Minister of Natural Resources and Spatial Planning
- In office 24 January 2023 – 9 October 2023
- Prime Minister: Robert Golob
- Preceded by: Himself (Environment and Spatial Planning)
- Succeeded by: Alenka Bratušek (acting)

Minister of the Environment and Spatial Planning
- In office 1 June 2022 – 24 January 2023
- Prime Minister: Robert Golob
- Preceded by: Andrej Vizjak
- Succeeded by: Bojan Kumer (Environment, Climate and Energy) Himself (National Resources and Spatial Planning)

Mayor of Tolmin
- In office November 2006 – 2 June 2022
- Preceded by: Jožef Ernest Kemperle
- Succeeded by: Maša Klavora

Member of the Slovenian National Council
- In office 2012–2017

Personal details
- Born: Uroš Brežan 12 April 1972 (age 54)
- Party: Freedom Movement
- Occupation: politician, economist

= Uroš Brežan =

Slovenian politician

Uroš Brežan (born 12 April 1972) is a Slovenian economist and politician. He served as the minister of environment and space of the Republic of Slovenia from 2022 to January 2023 and as the minister of natural resources and space from January 2023 to October 2023. On 29 January 2026, he was elected the director of the Triglav National Park Public Institution for the term of four years.

==Education==

In 1991, Brežan graduated from the Tolmin High School and continued his education at the Faculty of Economics in Ljubljana. In 2001, he graduated from the aforementioned faculty with the thesis The Meaning of Marketing Posočje as a Tourist Destination.

==Career==

Even before graduating, Brežan was employed as the head of the information office in the Student Organization of Ljubljana. In 2001, he then got a job at the company M Servis, where he worked until 2004. A year after that, he got a job at the Poso development center where he worked as a project manager.

===Mayor of Tolmin municipality===

In 2006, he ran for mayor of Tolmin municipality for the first time and was elected to the position with 68% of all votes. In 2010, he ran again and voters again expressed their support for him with 70% of the vote. He was elected twice more, in 2014 and lastly in 2018. On 2 June 2022, he handed over his duties to the deputy mayor, Maša Klavora, due to his new position.

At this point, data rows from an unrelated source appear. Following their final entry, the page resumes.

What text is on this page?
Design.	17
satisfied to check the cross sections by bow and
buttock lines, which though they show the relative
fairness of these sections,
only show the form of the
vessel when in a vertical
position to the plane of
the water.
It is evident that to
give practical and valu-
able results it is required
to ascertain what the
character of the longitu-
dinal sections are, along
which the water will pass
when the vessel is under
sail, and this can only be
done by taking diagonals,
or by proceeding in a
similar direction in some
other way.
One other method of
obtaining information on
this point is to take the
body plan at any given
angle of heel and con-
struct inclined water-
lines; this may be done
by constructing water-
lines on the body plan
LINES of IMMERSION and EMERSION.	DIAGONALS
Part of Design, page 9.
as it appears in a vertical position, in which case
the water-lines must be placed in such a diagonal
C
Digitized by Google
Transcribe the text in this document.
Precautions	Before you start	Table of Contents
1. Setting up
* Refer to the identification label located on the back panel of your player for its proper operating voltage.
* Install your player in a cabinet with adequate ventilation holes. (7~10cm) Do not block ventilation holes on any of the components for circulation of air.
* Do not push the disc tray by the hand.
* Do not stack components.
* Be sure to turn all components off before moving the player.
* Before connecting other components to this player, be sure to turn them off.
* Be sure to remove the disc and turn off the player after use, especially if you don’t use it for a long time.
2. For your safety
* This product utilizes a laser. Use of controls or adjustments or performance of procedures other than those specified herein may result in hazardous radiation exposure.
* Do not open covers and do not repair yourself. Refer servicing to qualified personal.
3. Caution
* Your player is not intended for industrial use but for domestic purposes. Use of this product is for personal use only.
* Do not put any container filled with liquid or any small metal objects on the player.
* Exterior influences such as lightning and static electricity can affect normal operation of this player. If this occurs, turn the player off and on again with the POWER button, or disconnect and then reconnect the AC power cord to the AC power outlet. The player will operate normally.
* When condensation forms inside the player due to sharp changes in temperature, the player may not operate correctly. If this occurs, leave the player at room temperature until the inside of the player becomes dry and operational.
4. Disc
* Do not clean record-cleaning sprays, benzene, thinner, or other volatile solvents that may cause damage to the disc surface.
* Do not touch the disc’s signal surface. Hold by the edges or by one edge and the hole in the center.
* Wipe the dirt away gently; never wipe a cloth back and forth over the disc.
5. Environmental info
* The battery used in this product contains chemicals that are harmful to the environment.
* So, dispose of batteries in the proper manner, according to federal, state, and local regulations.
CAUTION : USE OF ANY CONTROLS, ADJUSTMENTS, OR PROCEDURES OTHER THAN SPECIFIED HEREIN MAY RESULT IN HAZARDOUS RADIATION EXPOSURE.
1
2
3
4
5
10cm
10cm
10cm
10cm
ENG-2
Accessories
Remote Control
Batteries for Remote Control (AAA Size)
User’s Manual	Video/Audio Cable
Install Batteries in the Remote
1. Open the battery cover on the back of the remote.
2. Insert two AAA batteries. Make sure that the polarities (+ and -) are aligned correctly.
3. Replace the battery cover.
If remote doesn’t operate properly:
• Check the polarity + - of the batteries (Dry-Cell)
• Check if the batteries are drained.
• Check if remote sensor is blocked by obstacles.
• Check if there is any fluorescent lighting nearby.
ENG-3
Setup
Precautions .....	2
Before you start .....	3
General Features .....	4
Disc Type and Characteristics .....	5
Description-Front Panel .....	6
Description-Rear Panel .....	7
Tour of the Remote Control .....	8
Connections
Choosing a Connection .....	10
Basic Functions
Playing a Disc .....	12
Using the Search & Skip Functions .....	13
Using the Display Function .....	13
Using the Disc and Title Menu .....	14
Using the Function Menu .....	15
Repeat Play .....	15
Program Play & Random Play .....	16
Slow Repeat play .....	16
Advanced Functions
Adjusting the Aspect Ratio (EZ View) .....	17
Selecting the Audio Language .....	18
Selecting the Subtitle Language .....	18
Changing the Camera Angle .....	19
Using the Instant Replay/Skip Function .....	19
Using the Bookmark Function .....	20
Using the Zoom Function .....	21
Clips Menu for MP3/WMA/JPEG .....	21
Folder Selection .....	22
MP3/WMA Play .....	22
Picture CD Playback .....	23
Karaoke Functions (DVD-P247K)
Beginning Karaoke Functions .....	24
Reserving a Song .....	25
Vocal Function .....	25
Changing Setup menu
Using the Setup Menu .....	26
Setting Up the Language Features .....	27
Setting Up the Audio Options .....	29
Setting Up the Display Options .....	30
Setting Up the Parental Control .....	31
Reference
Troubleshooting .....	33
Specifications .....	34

===Minister of Environment and Space===

From 1 June 2022 to January 2023, in the 15th Slovenian government under the leadership of Robert Golob, he held the position of minister of environment and space. At the hearing, which he successfully passed on 31 May 2022, he highlighted the responsible use of natural resources and the establishment of dialogue. From January 2023, he held the position of the minister of natural resources and space, but stepped down in October 2023 due to the Prime Minister's dissatisfaction with his work.